Logistikexperte Prof. Dr. André Krischke von der Hochschule für angewandte Wissenschaften München betonte die Bedeutung von Geo-Location und Geo-Analytics als Teil des Supply Chain Risk Managements (SCRM). Gemeint sind der räumliche Aspekt und die Risikoverteilung. Dabei sei zu betrachten, welche Rolle Puffer, Pooling und Bullwhip-Effekt in komplexen Netzwerken mit 100.000 Lieferbeziehungen, weltweiten Hubs, Kaskaden von Unterlieferanten, diversen Brücken und Co-Locations spielten. „Skalenfreie Versorgung macht verletzbar“, warnte Krischke. ERP-Systeme berücksichtigten nicht die Stabilität oder Flexibilität zur Eindämmung von Störungskaskaden.

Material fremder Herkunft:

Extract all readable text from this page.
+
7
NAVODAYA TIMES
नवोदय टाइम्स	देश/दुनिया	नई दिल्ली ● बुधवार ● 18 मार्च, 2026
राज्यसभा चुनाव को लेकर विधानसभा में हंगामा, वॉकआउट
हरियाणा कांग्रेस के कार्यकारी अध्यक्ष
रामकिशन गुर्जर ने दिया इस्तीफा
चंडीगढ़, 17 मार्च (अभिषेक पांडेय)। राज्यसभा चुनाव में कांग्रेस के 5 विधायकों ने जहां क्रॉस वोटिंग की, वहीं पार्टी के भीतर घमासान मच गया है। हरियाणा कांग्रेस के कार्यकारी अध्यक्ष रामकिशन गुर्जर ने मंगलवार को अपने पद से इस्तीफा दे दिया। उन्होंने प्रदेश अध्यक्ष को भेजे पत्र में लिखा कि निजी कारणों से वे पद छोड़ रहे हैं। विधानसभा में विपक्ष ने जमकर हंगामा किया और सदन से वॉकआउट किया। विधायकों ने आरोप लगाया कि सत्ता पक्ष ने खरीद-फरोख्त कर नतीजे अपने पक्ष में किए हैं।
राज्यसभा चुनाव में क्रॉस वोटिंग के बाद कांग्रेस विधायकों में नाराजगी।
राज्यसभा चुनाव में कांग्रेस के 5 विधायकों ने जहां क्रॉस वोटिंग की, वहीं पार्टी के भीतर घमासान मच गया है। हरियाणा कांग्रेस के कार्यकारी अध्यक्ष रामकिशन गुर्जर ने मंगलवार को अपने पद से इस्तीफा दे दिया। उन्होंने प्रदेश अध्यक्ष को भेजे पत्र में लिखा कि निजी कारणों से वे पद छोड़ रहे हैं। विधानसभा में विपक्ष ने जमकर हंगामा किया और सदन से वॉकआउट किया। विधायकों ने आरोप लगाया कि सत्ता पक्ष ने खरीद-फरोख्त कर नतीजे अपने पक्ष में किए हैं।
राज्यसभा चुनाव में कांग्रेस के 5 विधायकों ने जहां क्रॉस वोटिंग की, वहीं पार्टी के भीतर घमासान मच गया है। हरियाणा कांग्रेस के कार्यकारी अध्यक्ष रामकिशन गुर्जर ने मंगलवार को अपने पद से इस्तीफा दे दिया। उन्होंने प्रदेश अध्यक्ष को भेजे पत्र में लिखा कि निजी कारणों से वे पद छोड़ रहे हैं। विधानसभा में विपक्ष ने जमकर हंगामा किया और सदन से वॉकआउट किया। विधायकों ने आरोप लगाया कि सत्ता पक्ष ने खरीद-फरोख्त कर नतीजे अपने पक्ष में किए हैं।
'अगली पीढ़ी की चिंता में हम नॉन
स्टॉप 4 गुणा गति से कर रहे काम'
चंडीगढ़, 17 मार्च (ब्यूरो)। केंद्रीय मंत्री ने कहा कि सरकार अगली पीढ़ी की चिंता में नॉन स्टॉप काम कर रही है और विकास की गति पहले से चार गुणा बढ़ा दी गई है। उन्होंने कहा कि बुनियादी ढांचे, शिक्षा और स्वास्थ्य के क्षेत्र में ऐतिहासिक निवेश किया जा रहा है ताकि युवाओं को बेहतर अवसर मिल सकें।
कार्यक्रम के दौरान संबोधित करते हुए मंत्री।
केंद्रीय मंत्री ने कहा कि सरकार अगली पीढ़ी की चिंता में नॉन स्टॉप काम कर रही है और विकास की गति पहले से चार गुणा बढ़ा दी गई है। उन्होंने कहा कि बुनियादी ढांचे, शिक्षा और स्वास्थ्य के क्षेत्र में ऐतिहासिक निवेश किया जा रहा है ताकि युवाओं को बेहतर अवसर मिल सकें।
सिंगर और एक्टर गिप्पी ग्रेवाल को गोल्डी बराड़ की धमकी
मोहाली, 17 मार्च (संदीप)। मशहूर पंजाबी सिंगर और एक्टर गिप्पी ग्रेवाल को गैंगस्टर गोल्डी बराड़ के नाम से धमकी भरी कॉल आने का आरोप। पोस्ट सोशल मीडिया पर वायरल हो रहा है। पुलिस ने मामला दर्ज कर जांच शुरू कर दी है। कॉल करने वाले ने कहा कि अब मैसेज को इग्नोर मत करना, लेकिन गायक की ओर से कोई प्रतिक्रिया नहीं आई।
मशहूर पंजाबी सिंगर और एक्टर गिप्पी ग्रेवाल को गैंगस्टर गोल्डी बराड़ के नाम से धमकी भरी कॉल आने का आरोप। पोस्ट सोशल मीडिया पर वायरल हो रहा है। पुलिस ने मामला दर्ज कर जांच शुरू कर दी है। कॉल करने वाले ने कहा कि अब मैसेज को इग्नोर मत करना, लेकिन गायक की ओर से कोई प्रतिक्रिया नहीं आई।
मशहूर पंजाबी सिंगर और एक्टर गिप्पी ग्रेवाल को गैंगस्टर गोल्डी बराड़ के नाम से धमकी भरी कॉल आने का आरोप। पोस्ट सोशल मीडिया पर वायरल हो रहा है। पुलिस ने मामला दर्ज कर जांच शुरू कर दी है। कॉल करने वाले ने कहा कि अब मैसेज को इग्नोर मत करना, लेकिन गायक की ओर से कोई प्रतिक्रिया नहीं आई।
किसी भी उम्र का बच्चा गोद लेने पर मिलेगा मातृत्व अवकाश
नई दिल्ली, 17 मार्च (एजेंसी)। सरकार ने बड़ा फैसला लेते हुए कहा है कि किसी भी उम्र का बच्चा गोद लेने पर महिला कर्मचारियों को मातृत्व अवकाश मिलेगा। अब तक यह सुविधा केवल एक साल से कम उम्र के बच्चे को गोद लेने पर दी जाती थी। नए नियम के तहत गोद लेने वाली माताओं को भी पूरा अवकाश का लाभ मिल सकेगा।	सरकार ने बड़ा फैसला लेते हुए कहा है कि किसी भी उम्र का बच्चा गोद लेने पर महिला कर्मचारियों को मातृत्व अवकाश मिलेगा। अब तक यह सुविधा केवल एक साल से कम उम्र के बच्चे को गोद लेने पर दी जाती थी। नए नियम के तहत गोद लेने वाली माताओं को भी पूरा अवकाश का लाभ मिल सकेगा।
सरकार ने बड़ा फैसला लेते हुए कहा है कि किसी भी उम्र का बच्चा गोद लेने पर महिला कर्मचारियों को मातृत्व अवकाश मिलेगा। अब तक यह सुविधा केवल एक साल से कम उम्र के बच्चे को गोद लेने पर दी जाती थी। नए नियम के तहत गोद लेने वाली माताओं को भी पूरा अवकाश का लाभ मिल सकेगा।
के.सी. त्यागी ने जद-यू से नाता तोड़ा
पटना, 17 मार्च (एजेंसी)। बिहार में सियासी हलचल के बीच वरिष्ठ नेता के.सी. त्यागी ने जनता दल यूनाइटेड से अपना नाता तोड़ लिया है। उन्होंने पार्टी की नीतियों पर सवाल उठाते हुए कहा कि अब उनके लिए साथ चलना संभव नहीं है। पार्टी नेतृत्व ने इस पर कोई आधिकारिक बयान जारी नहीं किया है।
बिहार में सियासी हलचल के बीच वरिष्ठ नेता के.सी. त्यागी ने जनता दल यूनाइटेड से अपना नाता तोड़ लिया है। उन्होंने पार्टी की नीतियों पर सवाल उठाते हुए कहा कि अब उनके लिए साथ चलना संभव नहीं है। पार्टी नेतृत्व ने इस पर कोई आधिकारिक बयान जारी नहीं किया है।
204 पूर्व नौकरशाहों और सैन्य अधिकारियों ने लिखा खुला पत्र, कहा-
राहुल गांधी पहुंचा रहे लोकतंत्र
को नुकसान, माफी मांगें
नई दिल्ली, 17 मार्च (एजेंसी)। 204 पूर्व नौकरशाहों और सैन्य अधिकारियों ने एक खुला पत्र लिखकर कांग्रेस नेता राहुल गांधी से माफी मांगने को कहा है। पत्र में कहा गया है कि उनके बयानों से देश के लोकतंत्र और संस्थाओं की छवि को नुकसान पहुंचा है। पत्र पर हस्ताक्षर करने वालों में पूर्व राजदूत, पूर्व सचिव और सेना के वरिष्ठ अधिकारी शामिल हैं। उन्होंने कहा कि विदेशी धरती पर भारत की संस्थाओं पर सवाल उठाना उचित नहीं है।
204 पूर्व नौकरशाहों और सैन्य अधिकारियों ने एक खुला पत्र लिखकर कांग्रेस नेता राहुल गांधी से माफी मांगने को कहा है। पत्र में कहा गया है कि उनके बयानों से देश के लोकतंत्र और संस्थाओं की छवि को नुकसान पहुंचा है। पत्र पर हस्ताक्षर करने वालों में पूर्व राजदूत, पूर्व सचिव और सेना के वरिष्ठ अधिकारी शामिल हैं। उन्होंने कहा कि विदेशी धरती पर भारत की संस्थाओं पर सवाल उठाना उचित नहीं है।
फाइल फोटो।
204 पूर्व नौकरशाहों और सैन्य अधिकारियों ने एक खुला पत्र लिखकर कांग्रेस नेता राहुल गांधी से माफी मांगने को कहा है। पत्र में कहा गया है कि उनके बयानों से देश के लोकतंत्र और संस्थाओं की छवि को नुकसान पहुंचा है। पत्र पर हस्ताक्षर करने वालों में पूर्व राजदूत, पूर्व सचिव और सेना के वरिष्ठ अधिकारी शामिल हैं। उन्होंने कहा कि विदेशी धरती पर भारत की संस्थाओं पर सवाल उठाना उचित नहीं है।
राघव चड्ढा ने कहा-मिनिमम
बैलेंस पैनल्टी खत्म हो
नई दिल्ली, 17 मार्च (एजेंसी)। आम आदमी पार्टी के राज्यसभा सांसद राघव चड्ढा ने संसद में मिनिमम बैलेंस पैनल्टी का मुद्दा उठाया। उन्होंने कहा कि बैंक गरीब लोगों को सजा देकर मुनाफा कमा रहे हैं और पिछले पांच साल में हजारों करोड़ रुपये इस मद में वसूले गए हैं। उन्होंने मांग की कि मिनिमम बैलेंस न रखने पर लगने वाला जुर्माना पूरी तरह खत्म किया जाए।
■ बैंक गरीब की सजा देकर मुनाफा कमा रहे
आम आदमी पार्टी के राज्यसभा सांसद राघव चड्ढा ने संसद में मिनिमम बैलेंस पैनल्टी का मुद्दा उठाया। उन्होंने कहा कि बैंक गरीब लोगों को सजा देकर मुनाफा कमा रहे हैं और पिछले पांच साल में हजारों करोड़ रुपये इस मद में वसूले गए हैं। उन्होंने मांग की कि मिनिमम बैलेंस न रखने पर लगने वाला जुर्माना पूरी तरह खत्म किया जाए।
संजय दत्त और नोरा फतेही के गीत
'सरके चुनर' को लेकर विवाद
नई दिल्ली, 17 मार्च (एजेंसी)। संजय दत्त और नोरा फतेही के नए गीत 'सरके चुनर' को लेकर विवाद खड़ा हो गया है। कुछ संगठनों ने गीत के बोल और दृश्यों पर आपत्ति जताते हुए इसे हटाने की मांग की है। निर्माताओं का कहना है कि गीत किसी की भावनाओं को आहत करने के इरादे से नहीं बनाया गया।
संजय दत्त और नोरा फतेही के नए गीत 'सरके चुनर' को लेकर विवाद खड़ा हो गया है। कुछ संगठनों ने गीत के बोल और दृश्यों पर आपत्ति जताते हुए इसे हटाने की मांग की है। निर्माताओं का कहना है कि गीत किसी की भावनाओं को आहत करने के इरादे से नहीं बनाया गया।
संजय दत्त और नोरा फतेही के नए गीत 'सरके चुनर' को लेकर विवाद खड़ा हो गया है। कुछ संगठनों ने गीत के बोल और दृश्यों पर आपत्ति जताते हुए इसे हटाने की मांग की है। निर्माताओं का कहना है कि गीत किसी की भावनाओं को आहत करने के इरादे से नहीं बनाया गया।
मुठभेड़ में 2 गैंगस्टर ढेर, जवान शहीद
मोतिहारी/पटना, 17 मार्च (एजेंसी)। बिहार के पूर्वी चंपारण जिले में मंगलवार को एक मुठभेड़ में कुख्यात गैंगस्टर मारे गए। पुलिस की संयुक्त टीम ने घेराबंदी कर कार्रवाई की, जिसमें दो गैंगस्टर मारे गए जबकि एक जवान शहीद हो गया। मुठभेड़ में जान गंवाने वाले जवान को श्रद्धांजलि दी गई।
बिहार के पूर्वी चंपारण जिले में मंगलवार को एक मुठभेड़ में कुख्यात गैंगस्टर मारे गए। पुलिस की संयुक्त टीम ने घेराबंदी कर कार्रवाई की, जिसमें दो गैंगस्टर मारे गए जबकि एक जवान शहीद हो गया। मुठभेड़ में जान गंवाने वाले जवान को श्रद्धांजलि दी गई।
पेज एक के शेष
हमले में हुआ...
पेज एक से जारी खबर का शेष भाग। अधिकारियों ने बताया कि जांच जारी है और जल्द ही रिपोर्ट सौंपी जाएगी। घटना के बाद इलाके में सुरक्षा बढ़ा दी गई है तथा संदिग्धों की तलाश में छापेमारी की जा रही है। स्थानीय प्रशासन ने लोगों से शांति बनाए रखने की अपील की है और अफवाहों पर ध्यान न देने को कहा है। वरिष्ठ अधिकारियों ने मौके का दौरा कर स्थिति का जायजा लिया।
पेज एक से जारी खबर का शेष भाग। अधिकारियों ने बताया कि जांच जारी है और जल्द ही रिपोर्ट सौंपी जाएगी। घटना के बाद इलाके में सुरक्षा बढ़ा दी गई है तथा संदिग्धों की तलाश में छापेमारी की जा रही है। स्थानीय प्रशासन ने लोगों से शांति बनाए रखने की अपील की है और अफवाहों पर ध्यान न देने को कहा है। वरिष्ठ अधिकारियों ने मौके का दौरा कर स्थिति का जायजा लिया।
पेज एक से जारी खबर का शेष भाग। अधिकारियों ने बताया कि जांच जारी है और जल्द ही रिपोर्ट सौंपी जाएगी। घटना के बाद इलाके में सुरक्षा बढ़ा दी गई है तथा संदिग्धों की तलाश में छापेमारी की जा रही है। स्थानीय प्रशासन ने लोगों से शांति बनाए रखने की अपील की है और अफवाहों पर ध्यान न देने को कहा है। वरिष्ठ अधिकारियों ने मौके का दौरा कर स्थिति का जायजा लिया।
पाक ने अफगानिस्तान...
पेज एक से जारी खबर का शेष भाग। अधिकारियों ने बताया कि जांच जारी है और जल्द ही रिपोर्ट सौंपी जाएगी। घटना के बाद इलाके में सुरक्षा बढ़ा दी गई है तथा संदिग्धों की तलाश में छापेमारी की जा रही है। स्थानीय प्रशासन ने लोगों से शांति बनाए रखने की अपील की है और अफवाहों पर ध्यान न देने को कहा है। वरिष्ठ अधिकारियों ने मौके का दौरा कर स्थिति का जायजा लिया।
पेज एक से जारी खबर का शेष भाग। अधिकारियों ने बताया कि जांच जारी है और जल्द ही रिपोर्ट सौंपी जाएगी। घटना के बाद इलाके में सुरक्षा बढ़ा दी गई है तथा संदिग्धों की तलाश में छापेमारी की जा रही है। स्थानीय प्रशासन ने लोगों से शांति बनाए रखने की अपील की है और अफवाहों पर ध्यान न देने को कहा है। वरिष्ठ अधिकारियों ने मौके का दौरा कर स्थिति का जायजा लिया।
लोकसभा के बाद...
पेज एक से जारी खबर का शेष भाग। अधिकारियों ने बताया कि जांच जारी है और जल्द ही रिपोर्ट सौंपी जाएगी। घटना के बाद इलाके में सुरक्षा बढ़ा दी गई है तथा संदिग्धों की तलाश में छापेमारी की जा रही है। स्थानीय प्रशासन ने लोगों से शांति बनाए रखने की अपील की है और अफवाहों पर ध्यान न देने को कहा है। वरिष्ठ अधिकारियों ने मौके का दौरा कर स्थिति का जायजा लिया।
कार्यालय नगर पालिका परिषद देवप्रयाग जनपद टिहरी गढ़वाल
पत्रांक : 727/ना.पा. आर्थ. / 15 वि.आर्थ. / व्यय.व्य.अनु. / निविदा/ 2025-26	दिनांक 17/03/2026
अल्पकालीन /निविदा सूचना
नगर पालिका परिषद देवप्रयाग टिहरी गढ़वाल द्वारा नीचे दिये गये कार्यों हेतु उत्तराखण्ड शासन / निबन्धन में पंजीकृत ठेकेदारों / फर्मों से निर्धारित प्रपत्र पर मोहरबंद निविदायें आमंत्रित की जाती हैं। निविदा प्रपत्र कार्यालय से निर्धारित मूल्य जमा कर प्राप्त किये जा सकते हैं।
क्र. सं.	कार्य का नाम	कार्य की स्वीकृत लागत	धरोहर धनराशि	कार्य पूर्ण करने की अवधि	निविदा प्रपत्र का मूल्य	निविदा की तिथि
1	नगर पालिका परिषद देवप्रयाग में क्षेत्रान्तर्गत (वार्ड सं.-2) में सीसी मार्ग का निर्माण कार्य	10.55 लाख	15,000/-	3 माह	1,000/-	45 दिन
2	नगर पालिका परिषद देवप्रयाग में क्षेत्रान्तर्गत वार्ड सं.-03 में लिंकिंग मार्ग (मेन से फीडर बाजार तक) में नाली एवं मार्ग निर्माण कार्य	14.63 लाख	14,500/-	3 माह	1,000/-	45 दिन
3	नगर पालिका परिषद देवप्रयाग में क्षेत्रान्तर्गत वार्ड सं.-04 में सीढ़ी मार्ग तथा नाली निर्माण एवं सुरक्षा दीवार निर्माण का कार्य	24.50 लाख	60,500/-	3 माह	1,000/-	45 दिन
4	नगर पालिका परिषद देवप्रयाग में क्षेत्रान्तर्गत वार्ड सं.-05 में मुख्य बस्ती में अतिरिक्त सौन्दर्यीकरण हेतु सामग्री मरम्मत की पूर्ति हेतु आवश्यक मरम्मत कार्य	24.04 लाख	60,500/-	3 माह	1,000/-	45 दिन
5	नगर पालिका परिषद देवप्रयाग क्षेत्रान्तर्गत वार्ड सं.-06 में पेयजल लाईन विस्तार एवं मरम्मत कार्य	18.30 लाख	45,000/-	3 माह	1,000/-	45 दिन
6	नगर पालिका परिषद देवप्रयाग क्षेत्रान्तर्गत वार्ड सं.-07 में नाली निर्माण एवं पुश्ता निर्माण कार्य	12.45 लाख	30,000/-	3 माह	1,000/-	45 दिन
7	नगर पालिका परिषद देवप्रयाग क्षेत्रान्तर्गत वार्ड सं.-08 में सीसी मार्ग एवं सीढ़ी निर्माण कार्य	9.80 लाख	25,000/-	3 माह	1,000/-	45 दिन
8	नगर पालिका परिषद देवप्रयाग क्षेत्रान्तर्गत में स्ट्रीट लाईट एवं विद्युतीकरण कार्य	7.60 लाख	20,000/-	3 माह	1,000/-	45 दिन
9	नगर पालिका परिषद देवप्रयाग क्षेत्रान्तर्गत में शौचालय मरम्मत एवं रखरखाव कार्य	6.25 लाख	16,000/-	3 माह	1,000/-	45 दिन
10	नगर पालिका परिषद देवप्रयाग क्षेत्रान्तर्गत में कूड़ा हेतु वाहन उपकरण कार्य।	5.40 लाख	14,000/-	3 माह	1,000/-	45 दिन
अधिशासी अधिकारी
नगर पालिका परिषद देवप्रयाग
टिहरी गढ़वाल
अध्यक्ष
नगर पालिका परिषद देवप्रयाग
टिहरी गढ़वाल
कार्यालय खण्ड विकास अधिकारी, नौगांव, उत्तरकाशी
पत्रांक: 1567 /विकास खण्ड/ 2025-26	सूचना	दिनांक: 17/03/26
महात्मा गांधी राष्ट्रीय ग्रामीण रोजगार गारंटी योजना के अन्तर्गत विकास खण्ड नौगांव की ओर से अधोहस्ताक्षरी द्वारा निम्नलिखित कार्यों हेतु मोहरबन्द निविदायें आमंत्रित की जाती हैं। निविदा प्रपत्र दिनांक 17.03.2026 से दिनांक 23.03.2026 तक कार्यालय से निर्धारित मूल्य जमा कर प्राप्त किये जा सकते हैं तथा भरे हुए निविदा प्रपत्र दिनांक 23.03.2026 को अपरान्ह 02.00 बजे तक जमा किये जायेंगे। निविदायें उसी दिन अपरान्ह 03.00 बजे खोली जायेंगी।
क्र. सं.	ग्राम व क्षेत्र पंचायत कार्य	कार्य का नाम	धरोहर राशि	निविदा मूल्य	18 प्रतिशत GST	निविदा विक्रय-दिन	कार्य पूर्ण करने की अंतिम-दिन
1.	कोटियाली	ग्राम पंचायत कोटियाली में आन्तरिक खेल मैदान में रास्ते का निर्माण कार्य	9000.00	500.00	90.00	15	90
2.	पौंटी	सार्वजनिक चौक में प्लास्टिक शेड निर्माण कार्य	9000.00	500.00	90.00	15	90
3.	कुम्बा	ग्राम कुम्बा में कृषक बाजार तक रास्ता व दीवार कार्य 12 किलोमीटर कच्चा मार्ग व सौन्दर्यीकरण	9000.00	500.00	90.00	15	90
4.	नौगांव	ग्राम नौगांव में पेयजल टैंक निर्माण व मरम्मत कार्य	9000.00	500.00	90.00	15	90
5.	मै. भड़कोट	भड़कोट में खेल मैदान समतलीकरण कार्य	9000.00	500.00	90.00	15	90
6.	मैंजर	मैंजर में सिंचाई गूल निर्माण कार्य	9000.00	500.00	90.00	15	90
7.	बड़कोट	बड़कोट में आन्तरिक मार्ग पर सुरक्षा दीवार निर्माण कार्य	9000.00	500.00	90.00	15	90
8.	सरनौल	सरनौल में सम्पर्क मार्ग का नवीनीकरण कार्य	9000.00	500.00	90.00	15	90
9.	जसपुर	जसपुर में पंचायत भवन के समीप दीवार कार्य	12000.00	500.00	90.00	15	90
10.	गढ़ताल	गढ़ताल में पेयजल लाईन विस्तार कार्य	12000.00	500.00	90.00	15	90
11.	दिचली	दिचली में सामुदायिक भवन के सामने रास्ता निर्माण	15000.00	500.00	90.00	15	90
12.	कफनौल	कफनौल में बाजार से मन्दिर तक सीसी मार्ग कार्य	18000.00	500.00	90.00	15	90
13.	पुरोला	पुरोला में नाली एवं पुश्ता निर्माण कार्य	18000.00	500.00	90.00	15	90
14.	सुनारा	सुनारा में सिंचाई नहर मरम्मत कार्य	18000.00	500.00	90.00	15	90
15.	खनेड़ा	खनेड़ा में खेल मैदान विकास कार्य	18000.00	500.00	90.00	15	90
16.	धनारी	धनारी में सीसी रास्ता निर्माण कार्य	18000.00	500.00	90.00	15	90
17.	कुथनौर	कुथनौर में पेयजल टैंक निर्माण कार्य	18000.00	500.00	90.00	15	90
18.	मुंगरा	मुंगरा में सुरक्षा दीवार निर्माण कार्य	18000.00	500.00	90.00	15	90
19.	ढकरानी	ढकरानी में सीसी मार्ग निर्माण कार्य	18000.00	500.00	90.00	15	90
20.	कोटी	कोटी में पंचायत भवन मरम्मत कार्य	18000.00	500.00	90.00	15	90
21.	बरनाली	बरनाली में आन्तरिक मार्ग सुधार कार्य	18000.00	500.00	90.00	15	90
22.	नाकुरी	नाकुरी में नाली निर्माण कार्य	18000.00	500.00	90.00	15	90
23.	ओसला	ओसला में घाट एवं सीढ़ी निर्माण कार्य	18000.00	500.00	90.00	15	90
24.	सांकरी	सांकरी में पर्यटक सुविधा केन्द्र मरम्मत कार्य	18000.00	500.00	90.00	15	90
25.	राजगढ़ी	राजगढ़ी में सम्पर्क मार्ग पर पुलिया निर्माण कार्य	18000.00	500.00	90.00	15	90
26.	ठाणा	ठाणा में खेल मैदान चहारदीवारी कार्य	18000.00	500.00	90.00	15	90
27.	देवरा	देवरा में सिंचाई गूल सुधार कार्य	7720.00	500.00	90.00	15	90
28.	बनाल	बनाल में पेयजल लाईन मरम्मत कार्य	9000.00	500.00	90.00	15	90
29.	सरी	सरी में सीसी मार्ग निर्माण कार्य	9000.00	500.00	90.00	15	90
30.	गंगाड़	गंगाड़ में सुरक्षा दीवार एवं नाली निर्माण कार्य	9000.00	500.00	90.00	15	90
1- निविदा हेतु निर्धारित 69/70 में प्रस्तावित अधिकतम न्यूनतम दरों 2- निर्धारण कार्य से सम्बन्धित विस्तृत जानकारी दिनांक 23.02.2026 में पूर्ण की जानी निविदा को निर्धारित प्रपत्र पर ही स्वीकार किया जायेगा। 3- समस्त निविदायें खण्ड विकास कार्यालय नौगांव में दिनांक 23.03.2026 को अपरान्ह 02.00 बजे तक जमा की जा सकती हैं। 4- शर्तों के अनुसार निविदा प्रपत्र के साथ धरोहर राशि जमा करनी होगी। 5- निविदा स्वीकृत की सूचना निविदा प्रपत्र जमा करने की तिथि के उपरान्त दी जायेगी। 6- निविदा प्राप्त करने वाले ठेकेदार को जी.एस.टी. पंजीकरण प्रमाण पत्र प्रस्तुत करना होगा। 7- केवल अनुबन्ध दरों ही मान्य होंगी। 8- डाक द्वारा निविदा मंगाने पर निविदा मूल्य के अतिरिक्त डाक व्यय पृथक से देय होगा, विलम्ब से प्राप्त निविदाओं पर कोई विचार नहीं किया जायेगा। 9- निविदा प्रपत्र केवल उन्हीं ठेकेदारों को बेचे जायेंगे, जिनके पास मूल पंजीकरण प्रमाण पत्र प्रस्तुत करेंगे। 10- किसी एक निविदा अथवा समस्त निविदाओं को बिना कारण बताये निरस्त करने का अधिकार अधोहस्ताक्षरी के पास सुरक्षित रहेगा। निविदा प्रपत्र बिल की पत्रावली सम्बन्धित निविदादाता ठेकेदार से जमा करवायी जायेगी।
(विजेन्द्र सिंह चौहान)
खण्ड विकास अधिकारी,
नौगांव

Und: „Netzwerkdesign und Parametrisierung erfolgen auf taktischer Ebene, sind aber meist nicht mit der operativen Planung und dem SCRM verbunden.“ Es gelte, aus einer rein deskriptiven Geo-Visualisierung historischer Daten eine prädiktive Geo-Analytic zur Entscheidungsunterstützung zu entwickeln. Über einen Geo-Event-Server ließen sich kontinuierlich Analysen durchführen, um Bewegungsmuster in Echtzeit zu erkennen.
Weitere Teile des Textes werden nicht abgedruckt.